Mannie listens to the story, fiddling with her bracelet as her hands rest in her lap. “I’m sorry,” is all she can say.
“It’s what inspired me to study psychology. I figure if I can help at least one person from taking the same path as Chris did, then my life will be worth something.”
She nods slowly, taking the napkin and shoving it into her purse.
“I have to get going. Ten a.m. comes pretty early. But please, call or text if you need anything.”
Connor leaves, but Mannie doesn’t move. He thinks she’s in dire need of help. Maybe he’s the thief who believes everyone steals. By the time she finally heads home, her coffee is cold. When she gets to her room, she sits on her bed and stares at the wooden cigar box she collected from her father years ago before cancer took him away from her. It wasn’t enough that her mother died while giving birth to her. No, life wasn’t complete until it took both parents from her.
As these thoughts envelope her mind, she reaches for the box. The still-strong scent of tobacco and wood wash over her, and if she closes her eyes, she can almost imagine he was sitting right next to her.

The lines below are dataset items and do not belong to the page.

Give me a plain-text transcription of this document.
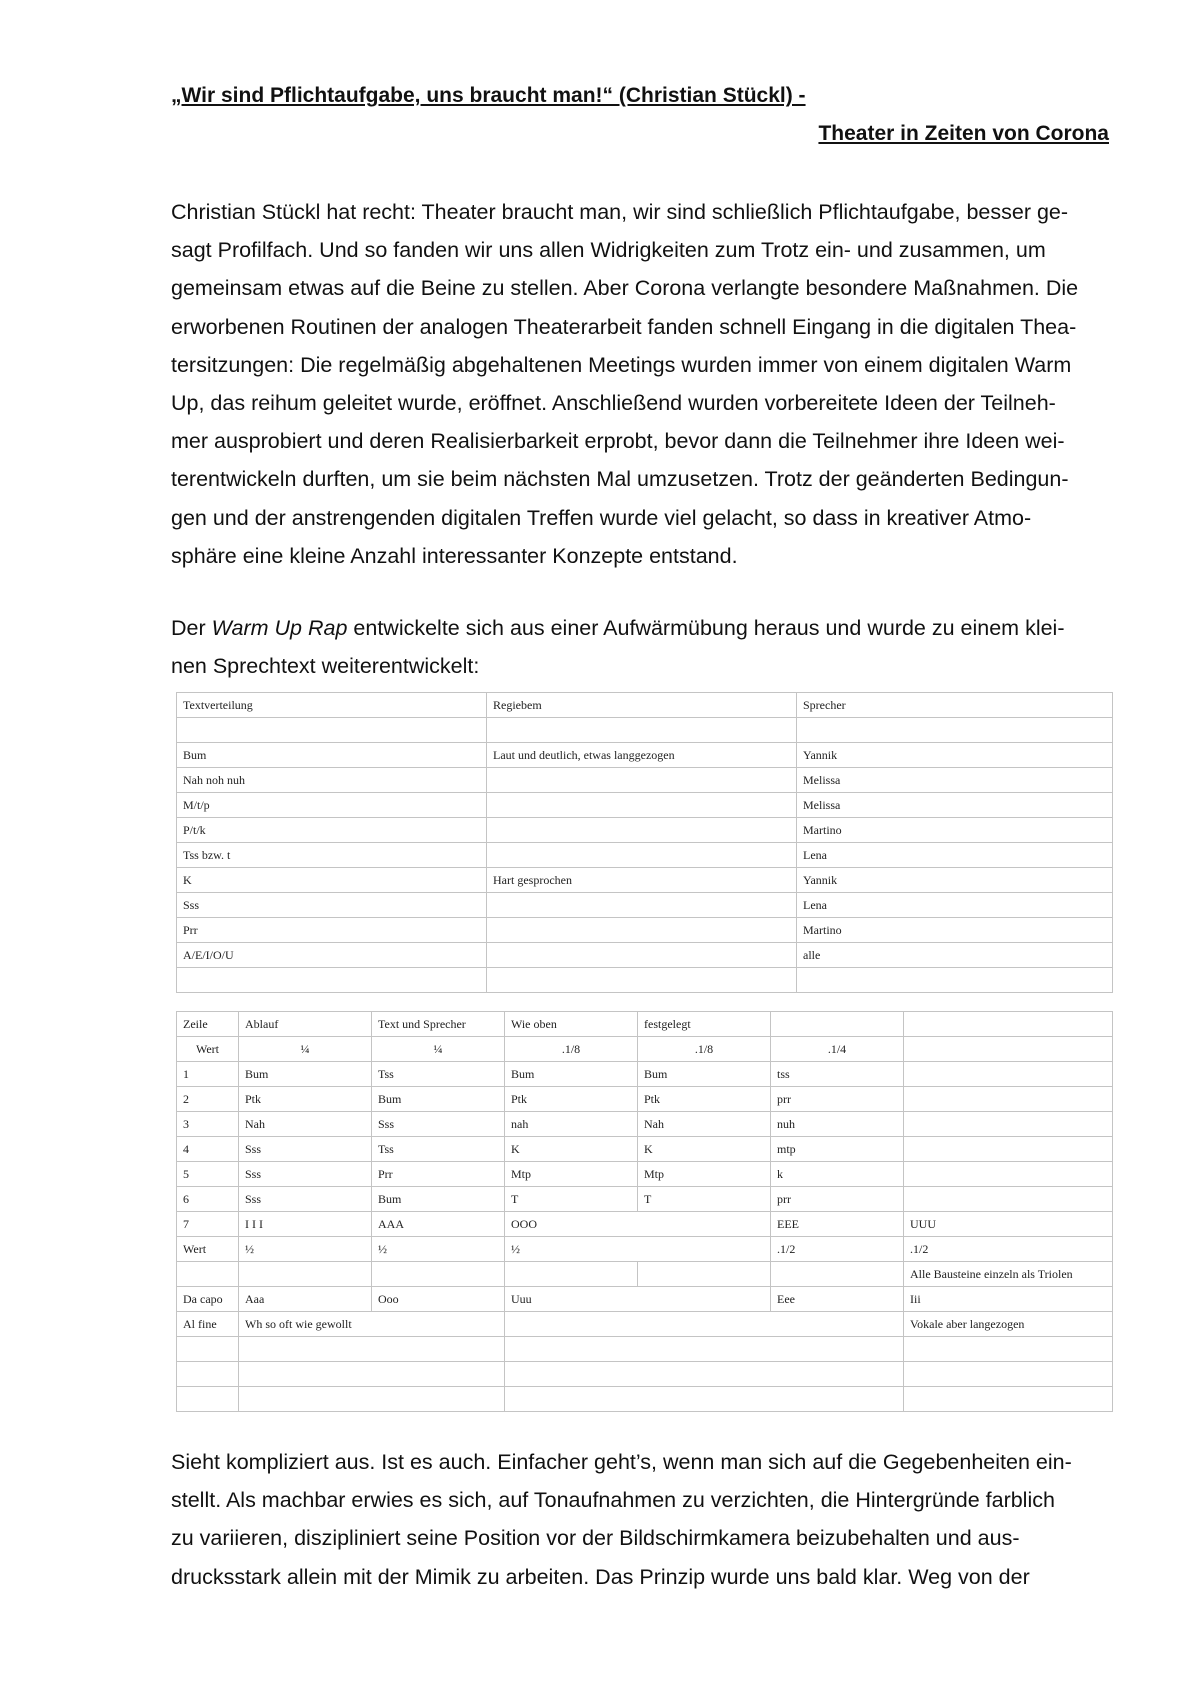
„Wir sind Pflichtaufgabe, uns braucht man!“ (Christian Stückl) -
Theater in Zeiten von Corona
Christian Stückl hat recht: Theater braucht man, wir sind schließlich Pflichtaufgabe, besser ge-
sagt Profilfach. Und so fanden wir uns allen Widrigkeiten zum Trotz ein- und zusammen, um
gemeinsam etwas auf die Beine zu stellen. Aber Corona verlangte besondere Maßnahmen. Die
erworbenen Routinen der analogen Theaterarbeit fanden schnell Eingang in die digitalen Thea-
tersitzungen: Die regelmäßig abgehaltenen Meetings wurden immer von einem digitalen Warm
Up, das reihum geleitet wurde, eröffnet. Anschließend wurden vorbereitete Ideen der Teilneh-
mer ausprobiert und deren Realisierbarkeit erprobt, bevor dann die Teilnehmer ihre Ideen wei-
terentwickeln durften, um sie beim nächsten Mal umzusetzen. Trotz der geänderten Bedingun-
gen und der anstrengenden digitalen Treffen wurde viel gelacht, so dass in kreativer Atmo-
sphäre eine kleine Anzahl interessanter Konzepte entstand.
Der Warm Up Rap entwickelte sich aus einer Aufwärmübung heraus und wurde zu einem klei-
nen Sprechtext weiterentwickelt:
Textverteilung	Regiebem	Sprecher

Bum	Laut und deutlich, etwas langgezogen	Yannik
Nah noh nuh		Melissa
M/t/p		Melissa
P/t/k		Martino
Tss bzw. t		Lena
K	Hart gesprochen	Yannik
Sss		Lena
Prr		Martino
A/E/I/O/U		alle

Zeile	Ablauf	Text und Sprecher	Wie oben	festgelegt		
Wert	¼	¼	.1/8	.1/8	.1/4	
1	Bum	Tss	Bum	Bum	tss	
2	Ptk	Bum	Ptk	Ptk	prr	
3	Nah	Sss	nah	Nah	nuh	
4	Sss	Tss	K	K	mtp	
5	Sss	Prr	Mtp	Mtp	k	
6	Sss	Bum	T	T	prr	
7	I I I	AAA	OOO		EEE	UUU
Wert	½	½	½		.1/2	.1/2
						Alle Bausteine einzeln als Triolen
Da capo	Aaa	Ooo	Uuu		Eee	Iii
Al fine	Wh so oft wie gewollt					Vokale aber langezogen

Sieht kompliziert aus. Ist es auch. Einfacher geht’s, wenn man sich auf die Gegebenheiten ein-
stellt. Als machbar erwies es sich, auf Tonaufnahmen zu verzichten, die Hintergründe farblich
zu variieren, diszipliniert seine Position vor der Bildschirmkamera beizubehalten und aus-
drucksstark allein mit der Mimik zu arbeiten. Das Prinzip wurde uns bald klar. Weg von der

She remains still for a moment, hoping that maybe her father’s arms will wrap around her and give her the comfort she so desperately needs. Tears welling in her eyes, she takes from the box a pencil sharpener and tiny screw driver without even thinking about it. Once she has the blade in her hand and the bracelet is sitting on her nightstand beside her alarm clock, she stares at the mess she’s been working on for the past few weeks. There’s a similar job currently healing on her ankle, the place she turns to when her wrist can’t take anymore without needing stitches. Her eyes continue up her arm at the faint pink remnants of work done during the past few winters, when the weather permits long-sleeves.
For the first time, the sight of bright red marks crisscrossing on her wrist makes her sick. She drops the sharpener blade back into the cigar box and fishes through her purse for the napkin. With shaking hands, she takes her cell phone and dials the numbers. She’s relieved when he picks up on the second ring.